Vuforia is also capable of recognizing 3D objects too. In order for them to be recognized, real objects must be opaque, solid, and contain no moving parts. It can work with if the object has few moving parts but it can reduce the quality in which they are able to be captured. They should also have a contrasting coloration, for example black and white (best option) or at least contain contrast-based features. If the objects have holes, they may be easily deformed will not be recognized by Vuforia.

Any object that is scanned using the Vuforia built-in application is done by Object Scanner. The principle of scanning volumetric objects is similar to scanning plane ones. In order to ensure seamless recognition, you should traverse the object you wish to scan from all sides. Vuforia Object Scanner will search for contrast feature points and, if it is able to find enough of them, the object will be quickly recognized.


OpenCV is a library of programming functions mainly aimed at real-time computer vision. Originally developed by Intel, it was later supported by Willow Garage then Itseez. The library is cross-platform and free for use under the open-source Apache 2 License. 
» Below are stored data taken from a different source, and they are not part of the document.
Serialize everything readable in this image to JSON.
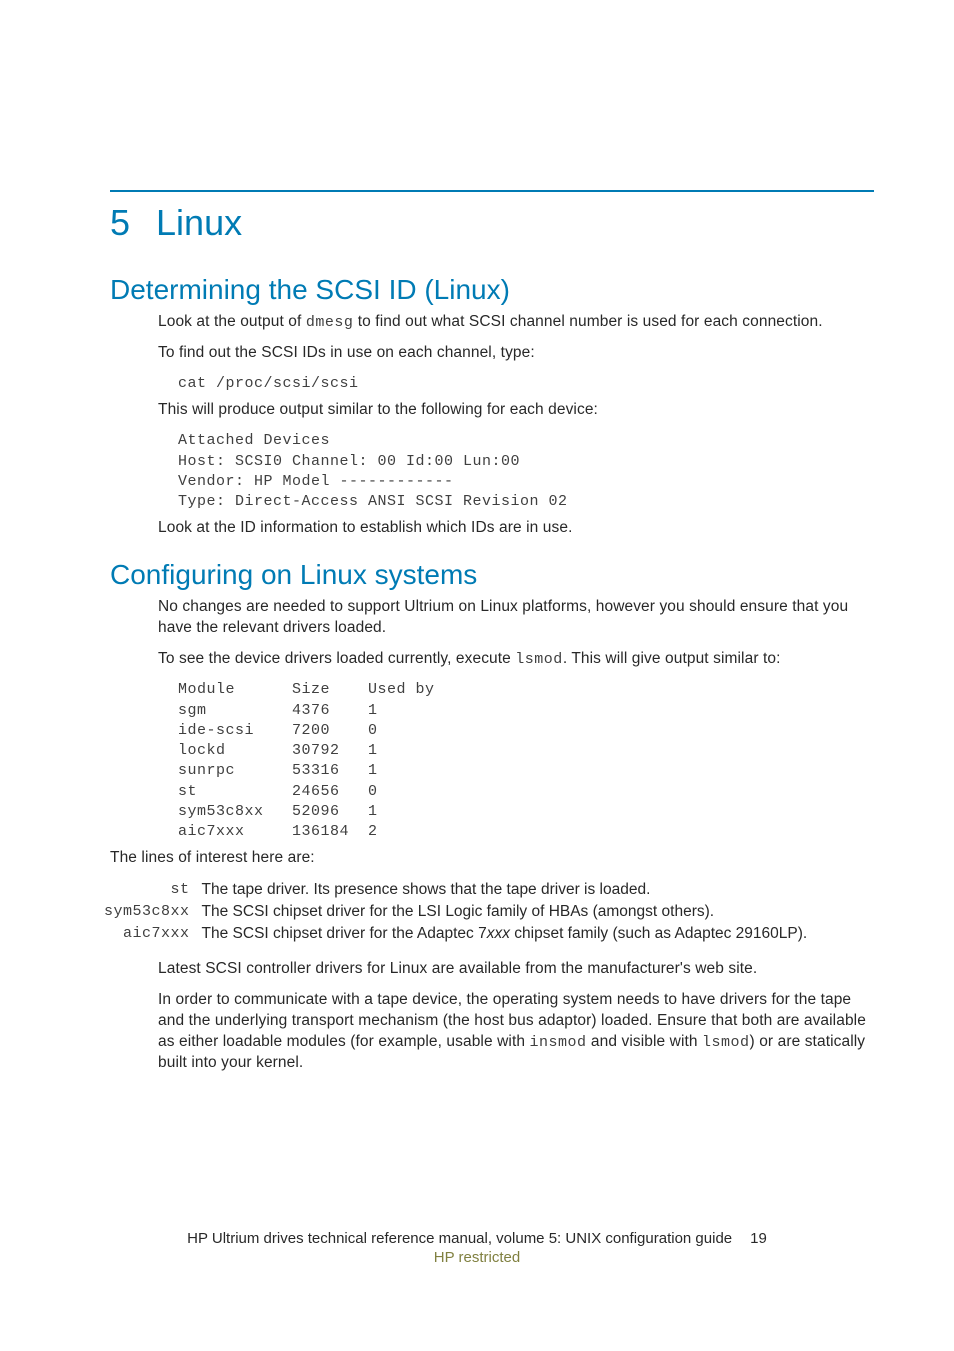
{
  "chapter": {
    "num": "5",
    "title": "Linux"
  },
  "section1": {
    "title": "Determining the SCSI ID (Linux)",
    "p1a": "Look at the output of ",
    "p1code": "dmesg",
    "p1b": " to find out what SCSI channel number is used for each connection.",
    "p2": "To find out the SCSI IDs in use on each channel, type:",
    "cmd1": "cat /proc/scsi/scsi",
    "p3": "This will produce output similar to the following for each device:",
    "output1": "Attached Devices\nHost: SCSI0 Channel: 00 Id:00 Lun:00\nVendor: HP Model ------------\nType: Direct-Access ANSI SCSI Revision 02",
    "p4": "Look at the ID information to establish which IDs are in use."
  },
  "section2": {
    "title": "Configuring on Linux systems",
    "p1": "No changes are needed to support Ultrium on Linux platforms, however you should ensure that you have the relevant drivers loaded.",
    "p2a": "To see the device drivers loaded currently, execute ",
    "p2code": "lsmod",
    "p2b": ". This will give output similar to:",
    "output2": "Module      Size    Used by\nsgm         4376    1\nide-scsi    7200    0\nlockd       30792   1\nsunrpc      53316   1\nst          24656   0\nsym53c8xx   52096   1\naic7xxx     136184  2",
    "p3": "The lines of interest here are:",
    "drivers": [
      {
        "name": "st",
        "desc_a": "The tape driver. Its presence shows that the tape driver is loaded.",
        "desc_i": "",
        "desc_b": ""
      },
      {
        "name": "sym53c8xx",
        "desc_a": "The SCSI chipset driver for the LSI Logic family of HBAs (amongst others).",
        "desc_i": "",
        "desc_b": ""
      },
      {
        "name": "aic7xxx",
        "desc_a": "The SCSI chipset driver for the Adaptec 7",
        "desc_i": "xxx",
        "desc_b": " chipset family (such as Adaptec 29160LP)."
      }
    ],
    "p4": "Latest SCSI controller drivers for Linux are available from the manufacturer's web site.",
    "p5a": "In order to communicate with a tape device, the operating system needs to have drivers for the tape and the underlying transport mechanism (the host bus adaptor) loaded. Ensure that both are available as either loadable modules (for example, usable with ",
    "p5code1": "insmod",
    "p5b": " and visible with ",
    "p5code2": "lsmod",
    "p5c": ") or are statically built into your kernel."
  },
  "footer": {
    "left": "HP Ultrium drives technical reference manual, volume 5: UNIX configuration guide",
    "page": "19",
    "restricted": "HP restricted"
  }
}
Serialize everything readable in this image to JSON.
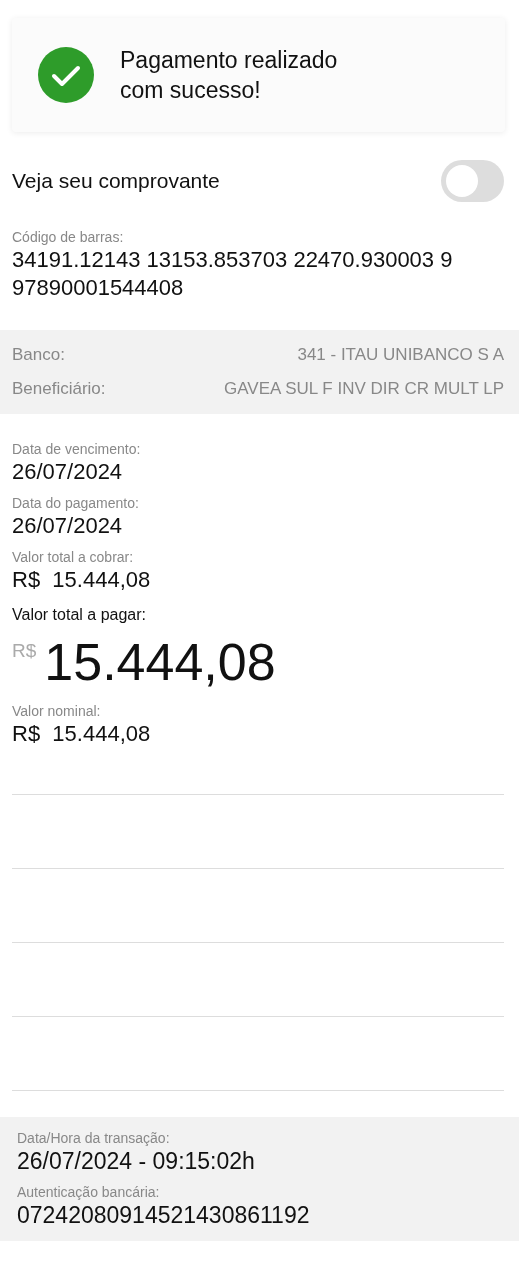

OpenCV, a shortened name for Open Source Computer Vision, is an open-source library of programming functions. It is mainly aimed at real-time computer vision and image processing. This library is cross-platform and is free to use under a Berkeley Source Distribution (BSD) license. Essentially, OpenCV is a set of filters and operations that can be applied to any 2D image.

Its most noteworthy features include edge and transition detection, circle and line detection, blurring, smoothing, perspective recovery, feature point extraction and face detection.

OpenCV has a C# wrapper which can be built for PC, iOS or Android. A popular choice too, given that OpenCV already has a fully-developed plug-in for Unity integration. This plugin has some useful tracking abilities, such as marker-based AR, facial recognition, hand position tracking, and multi-object tracking based on color scheme.

OpenCV is able to do many things necessary for a seamless functioning AR application. However a task that goes beyond simple image recognition requires writing additional code. Perhaps not as user friendly as Vuforia, OpenCV is quite complex especially for inexperienced or novice developers since it requires a lot of learning and some additional knowledge stack. However unlike Vuforia, OpenCV can work with big or very small and sometimes damaged images.


AR learning is especially useful for training exercises as it avoids the need for real-world equipment or on-site training. We can learn from anywhere – proving a very cost effective approach to traditional training methods. Not only can it save businesses money, but it can also be a great tool to help us learn, by practicing working with simulated objects in a safe environment. For example, we can learn about electronic circuit boards and how they work, without an actual live current running through.

AR technology is also cheaper alternative to learning in virtual reality (VR). If the organization already has tablets or the employees have phones they can use, there is no need to purchase additional equipment – only software. Also, if the organization already has the hardware, it allows them to make a program launch more scalable. 

AR object recognition is particularly beneficial for microlearning, as it focuses on one definable object, skill, or process. AR is useful across all processes – from prototyping and construction, to maintenance and operations.

This same technology can also be used at a consumer level. IKEA’s Place app is a good example of this. A customer may see a chair they like but they are unsure if it will work in their home. Users can now take a photo of the chair, and place is digitally in their own room. This helps the customer make a better choice, and helps the retailer to increase their sales.